Is a business the separate property of one spouse?

On Behalf of | Aug 27, 2024 | Property Division

Some people start businesses after getting married. They invest marital income in the company and may even rely on the unpaid work of their spouse to get the company off the ground. If they later divorce, their business is likely part of the marital estate. They may have to divide it in accordance with property division statutes.

Other times, business owners may believe that the company could be separate property. Perhaps they already owned the business before they got married, or maybe they inherited the business from a family member. Assets owned prior to marriage are usually separate property. The same is generally true of assets received as gifts or inheritances. With that said, businesses, given their complex nature, can be difficult to preserve as separate property without a written agreement and careful financial separation.
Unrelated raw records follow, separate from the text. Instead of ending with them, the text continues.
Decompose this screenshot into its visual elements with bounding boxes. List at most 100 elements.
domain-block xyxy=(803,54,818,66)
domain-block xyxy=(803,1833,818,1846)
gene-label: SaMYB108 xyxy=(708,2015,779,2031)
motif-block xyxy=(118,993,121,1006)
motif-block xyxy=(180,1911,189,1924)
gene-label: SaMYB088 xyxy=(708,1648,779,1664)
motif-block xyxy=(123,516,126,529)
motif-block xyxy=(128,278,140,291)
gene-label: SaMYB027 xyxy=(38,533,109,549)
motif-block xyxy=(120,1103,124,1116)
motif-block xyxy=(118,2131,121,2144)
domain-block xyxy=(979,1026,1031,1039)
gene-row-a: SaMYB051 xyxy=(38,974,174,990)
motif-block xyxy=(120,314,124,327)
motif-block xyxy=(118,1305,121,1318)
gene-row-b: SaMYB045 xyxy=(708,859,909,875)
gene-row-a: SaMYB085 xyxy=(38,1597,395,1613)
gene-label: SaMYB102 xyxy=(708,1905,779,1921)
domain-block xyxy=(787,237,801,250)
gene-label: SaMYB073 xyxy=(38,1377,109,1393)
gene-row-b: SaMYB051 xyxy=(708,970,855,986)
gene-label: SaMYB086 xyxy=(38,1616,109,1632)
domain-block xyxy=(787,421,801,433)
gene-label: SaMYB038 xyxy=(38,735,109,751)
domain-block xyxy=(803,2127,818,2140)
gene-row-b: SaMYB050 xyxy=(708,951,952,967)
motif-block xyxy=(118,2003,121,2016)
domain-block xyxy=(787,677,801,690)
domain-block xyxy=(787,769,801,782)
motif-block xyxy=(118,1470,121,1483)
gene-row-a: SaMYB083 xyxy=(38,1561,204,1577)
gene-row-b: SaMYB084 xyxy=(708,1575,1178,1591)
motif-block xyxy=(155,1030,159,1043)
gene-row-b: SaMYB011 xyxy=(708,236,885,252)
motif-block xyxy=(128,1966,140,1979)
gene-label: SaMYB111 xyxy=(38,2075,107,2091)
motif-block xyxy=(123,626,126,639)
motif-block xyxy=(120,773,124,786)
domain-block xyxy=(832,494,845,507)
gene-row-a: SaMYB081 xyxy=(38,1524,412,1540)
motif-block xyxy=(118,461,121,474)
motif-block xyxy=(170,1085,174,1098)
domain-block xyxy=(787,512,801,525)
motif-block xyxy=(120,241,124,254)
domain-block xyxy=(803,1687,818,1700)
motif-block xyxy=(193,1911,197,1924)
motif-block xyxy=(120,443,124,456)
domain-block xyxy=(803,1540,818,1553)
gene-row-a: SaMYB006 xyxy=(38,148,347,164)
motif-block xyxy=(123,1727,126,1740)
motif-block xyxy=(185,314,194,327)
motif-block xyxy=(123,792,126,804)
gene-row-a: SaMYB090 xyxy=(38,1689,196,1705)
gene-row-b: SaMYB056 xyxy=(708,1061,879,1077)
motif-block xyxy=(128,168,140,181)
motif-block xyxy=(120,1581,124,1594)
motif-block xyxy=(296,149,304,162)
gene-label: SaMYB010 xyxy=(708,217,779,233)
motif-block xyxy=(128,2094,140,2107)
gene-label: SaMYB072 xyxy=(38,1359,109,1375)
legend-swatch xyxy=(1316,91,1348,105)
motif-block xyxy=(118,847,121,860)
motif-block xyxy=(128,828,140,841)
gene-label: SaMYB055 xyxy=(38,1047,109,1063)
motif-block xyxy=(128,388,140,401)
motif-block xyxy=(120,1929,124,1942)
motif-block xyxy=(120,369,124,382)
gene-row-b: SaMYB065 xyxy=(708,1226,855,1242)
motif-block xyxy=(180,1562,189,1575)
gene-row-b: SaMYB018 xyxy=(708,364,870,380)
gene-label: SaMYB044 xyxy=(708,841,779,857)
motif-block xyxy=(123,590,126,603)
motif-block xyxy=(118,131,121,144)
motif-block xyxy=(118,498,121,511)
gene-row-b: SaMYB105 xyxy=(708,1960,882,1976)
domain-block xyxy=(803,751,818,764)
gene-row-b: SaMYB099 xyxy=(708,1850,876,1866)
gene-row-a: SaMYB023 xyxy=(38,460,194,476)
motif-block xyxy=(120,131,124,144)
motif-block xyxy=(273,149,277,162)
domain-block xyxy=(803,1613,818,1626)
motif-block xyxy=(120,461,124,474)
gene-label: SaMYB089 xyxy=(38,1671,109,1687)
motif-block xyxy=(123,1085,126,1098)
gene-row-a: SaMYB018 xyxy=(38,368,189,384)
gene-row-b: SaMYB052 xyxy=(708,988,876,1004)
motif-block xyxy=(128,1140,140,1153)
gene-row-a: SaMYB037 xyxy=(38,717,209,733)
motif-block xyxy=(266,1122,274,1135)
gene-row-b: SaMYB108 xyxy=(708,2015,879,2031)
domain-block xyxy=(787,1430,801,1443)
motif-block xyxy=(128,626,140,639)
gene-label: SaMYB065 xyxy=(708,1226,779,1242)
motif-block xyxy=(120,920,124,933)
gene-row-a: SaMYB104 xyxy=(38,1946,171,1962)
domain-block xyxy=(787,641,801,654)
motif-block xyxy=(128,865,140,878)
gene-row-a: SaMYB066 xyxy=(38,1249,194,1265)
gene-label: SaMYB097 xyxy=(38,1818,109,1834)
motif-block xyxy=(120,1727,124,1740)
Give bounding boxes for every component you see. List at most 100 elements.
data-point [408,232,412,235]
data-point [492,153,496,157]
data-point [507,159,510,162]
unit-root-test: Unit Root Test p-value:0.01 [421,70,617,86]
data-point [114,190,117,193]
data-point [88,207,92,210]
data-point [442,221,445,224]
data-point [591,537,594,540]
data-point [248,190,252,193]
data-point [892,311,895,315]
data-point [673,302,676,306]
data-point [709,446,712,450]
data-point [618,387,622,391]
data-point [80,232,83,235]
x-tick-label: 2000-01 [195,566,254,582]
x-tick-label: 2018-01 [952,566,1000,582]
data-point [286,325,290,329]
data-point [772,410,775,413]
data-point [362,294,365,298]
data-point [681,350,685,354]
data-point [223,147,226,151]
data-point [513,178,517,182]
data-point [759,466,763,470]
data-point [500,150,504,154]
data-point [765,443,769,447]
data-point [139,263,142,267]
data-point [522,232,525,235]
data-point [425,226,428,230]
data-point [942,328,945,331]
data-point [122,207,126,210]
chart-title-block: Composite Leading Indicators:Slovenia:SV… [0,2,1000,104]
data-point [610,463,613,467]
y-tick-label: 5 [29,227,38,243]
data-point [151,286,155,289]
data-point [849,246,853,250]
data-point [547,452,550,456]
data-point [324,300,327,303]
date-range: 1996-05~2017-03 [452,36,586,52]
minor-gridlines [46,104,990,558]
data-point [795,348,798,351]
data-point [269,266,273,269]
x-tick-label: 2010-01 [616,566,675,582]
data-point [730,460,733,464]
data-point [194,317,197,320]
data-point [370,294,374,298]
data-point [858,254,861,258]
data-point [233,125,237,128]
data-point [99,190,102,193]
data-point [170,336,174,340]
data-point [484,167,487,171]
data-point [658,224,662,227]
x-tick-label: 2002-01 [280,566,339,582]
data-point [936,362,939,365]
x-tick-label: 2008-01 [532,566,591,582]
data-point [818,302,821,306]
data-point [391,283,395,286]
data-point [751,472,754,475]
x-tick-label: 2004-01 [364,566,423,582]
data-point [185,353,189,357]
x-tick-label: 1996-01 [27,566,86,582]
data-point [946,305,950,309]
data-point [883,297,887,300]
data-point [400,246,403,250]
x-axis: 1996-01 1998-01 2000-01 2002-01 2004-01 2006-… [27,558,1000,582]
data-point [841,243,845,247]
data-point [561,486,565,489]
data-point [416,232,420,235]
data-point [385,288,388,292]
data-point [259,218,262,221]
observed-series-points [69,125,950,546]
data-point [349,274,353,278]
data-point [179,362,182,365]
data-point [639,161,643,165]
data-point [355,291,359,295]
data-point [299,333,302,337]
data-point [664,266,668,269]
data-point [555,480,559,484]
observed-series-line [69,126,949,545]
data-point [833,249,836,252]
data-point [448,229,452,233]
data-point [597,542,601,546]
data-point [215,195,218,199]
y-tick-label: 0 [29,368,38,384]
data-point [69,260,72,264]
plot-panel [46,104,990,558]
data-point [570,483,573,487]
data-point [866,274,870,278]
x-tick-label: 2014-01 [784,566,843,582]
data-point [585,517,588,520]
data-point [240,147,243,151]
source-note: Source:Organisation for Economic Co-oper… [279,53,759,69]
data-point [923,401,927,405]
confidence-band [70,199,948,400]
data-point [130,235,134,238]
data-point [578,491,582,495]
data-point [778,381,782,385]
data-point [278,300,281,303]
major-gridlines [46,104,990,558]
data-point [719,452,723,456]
Commingling is a common issue

Separate property can end up included in the marital estate whenever commingling occurs. Commingling could involve giving a spouse access to separate resources or legally adding their name to ownership documents.

Commingling might also involve using marital resources for the maintenance or improvement of separate property. Even the sweat equity or unpaid work provided by a spouse at a business might potentially give them a partial interest in the organization.

Small companies and professional practices are vulnerable during divorce if the owner does not have an airtight prenuptial agreement or has very carefully ensured that they do not use marital resources for business purposes. In the vast majority of cases, any investment of resources in the business after beginning the marriage could lead to claims of commingling if the spouses eventually divorce.

Thankfully, business owners can potentially protect their business investments from major losses. A thorough financial review can help a business owner establish that a significant portion of the company’s value is their separate property. Negotiating a settlement directly with a spouse can help eliminate the risk of dividing the company’s ownership or otherwise diminishing its value during the divorce process.

Individuals with complex assets may need help as they prepare for an upcoming divorce. Understanding that a business is often, at least partially, marital property can help business owners better prepare themselves for the process ahead.